2020年11月9日 ①
宍粟市の東山に出掛ける。標高は1015mあるものの、キャンプ場や温泉を併設したフォレストステーション波賀というリゾートエリアに近く、よく整備された登山道だと聞く。
フォレストステーション波賀にやってくると、いきなり色鮮やかな紅葉が出迎えてくれる。これは楽しい登山になりそうだ。
ところが到着早々、雨がパラつき始めた。雨雲レーダーを見ると、この周囲だけが小さな雨雲に呑み込まれている。仕方なく、リゾートホテルのなかの土産物屋などをぶらついて、雨が上がるのを待つ。
多少は小降りになったところで、シビレを切らして見切りスタート。リゾートエリアのなかの舗装道を登っていく。今のところはリュックからカッパを取り出して羽織るほどの雨でもない。
延々と舗装道が続く。ひょっとして、このまま舗装道のまま山頂まで行きついてしまうのではないだろうかとさえ思わせてくれる。
20~30分は歩いただろうか。ようやく登山口にやってきた。ここからは登山道っぽくなっていくのだろうか。
そのうちに止むだろうと思って歩き始めたけれど、登山路に入っても小雨が降り続いている。路上には水溜まりも現れ始めた。雨のなかを1000m超の山に登っていくことにちょっと不安が芽生え始める。
登山路はよく整備されているが、さすがに1000m超の山だから当然登り坂が続く。雨は鬱陶しいが、ガシガシ登っていく。
ようやく秋色に染まる尾根道まで登ってきた。ここまで来てようやく雨はあがったようだ。もともと雨も小降りだったこともあり、幸い地面は緩んでいない。
ベンチが置かれた休憩所が現れた。雨は上がったけれど霧が深まてきた。南から北へと尾根を越えるように霧が動いていくのが見える。
ひょっとしたら雨が上がったのではなく、雨雲の上まで登ってきたのかもしれない。眼下に広がる霧は雨雲なのかもしれない。
休憩ベンチを過ぎると、それまでほどには整備されていない道になるけれど、危険場所もなく、しっかりとした標識もあり、道に迷うようなことはない。安心して頂上を目指すことができる。
幸い雨雲は去ったようだ。馬の背状の林道を快調に進んでいく。標高600mを超える地点から登り始めたとはいえ、道がよく整備されているせいか、疲れはほとんど感じられない。
ちょっとゴツゴツした岩場も現れるけれど、ごく僅か。岩っぽい山が多い播磨地方にあって、珍しく岩山らしくない山だ。
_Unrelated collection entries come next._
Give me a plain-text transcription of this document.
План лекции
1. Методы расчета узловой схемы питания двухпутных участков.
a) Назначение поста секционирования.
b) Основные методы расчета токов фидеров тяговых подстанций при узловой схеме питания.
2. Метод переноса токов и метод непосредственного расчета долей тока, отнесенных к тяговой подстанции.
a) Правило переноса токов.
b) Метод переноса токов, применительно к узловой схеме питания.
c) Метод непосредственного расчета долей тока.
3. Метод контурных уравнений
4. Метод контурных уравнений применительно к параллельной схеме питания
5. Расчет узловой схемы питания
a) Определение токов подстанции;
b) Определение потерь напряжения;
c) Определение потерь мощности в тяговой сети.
小雨が降るなかでの登山になり、心配もあったけれど危なげなく頂上にやってきた。気持ちのいい広場になっていて芝生まで貼られている。展望台に登るまでもなく四方に視界が広がる。
大気の状態が不安定で雲が立ち込めるが、かなり遠方の山々の姿を見渡すことができる。もっとも「両海展望の頂」と呼ばれるが、瀬戸内海はともかく日本海が見えるのは相当条件が整わないと難しいように思う。
帰路は谷合の道を下っていく。木々が美しく色づいている。
紅葉した木々よりも更に美しいのは、落葉の絨毯だ。赤、黄、緑と様々な色のモミジの葉がパッチワークのように地面を覆っている。踏みつけて歩くのが申し訳ないような気持になってしまう。
あまり日が差し込まず薄暗い谷合の森のなかを下っていくが、急斜面はない。ポールなしでも安心して下っていける山は久しぶりだ。
帰路は雨にも降られることなく、緩斜面をのんびりと下ってきた。良くも悪くも山っぽさを感じさせない山だった。今回は時計回りで東山を巡回したけれど、反時計回りで歩くのも面白そうだ。
下山口の渓流にはクリンソウ(九輪草)が自生している。春になれば鮮やかなピンクの花が咲くのだろう。播磨から但馬にかけての山地は全国的にも少ないクリンソウの自生地らしいが、未だに開花しているところを見たことがない。
下山口からフォレストステーション波賀に向けて、楓や柏の落ち葉が敷き詰められた道を歩いて戻っていく。
無事周回を終え、フォレストステーション波賀に戻ってきた。砥峰高原では見ることができなかったススキと紅葉のコラボレーションがここでは楽しむことができた。
本日の歩行軌跡。累積標高は400mほど、距離は6㎞強。ほとんど疲れもなく、1000m超の山に登ったという実感がない。